Simplest solutions is best solution. If you know the source of JSON you are parsing, I think eval would be the best choice.
1

Take a look at JQuery-json plugin

var thing = {plugin: 'jquery-json', version: 1.3};
var encoded = $.toJSON(thing); //'{"plugin": "jquery-json", "version": 1.3}'
var name = $.evalJSON(encoded).plugin; //"jquery-json"
var version = $.evalJSON(encoded).version; // 1.3
answered May 28, 2009 at 15:15

Comments

1

Did you look at the jquery-json plugin?

answered May 28, 2009 at 15:16

Comments

0

use

jQuery.getJSON(url, data, callback)

or pass "json" as the type parameter:

jQuery.get( url, data, callback, type )

same applies to:

jQuery.post( url, data, callback, type )

*all in case you are fetching the "string" from an ajax request

answered May 28, 2009 at 15:17

Comments

-1

While you can use the the eval command, you need to check it for safety first.
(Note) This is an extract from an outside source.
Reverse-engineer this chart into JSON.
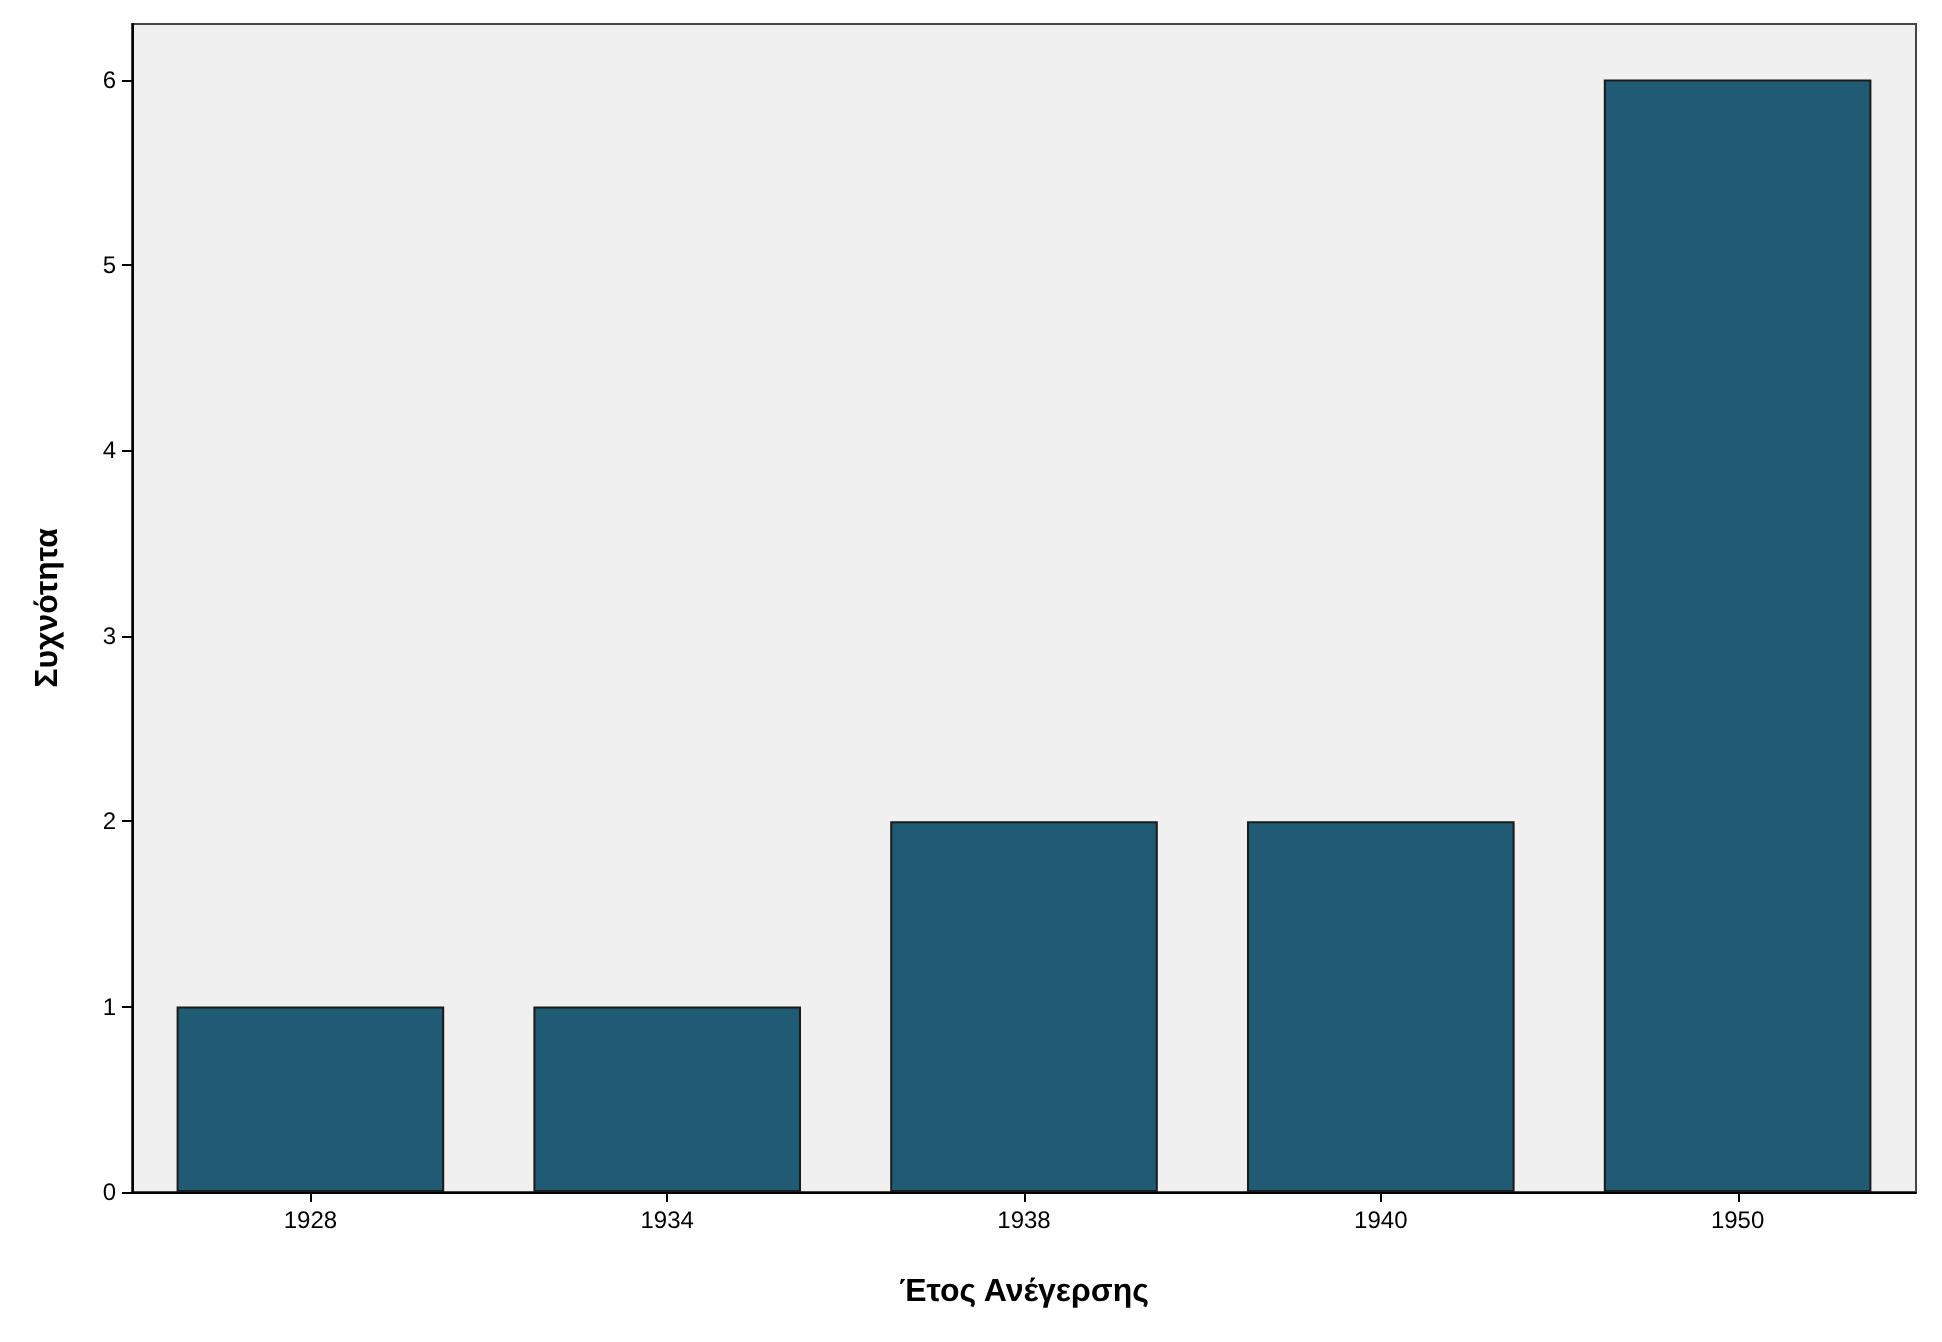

I use:

var data = !(/[^,:{}\[\]0-9.\-+Eaeflnr-u \n\r\t]/.
 test(source.replace(/"(\\.|[^"\\])*"/g, ''))) 
 && eval('(' + source + ')');

That should work (it's been adjusted a bit from the original). The key point is that the JSON string is checked to prevent functions and other actual executable code from sneaking through. (The first regex is the important bit).

That said, the JSON plugin is very good.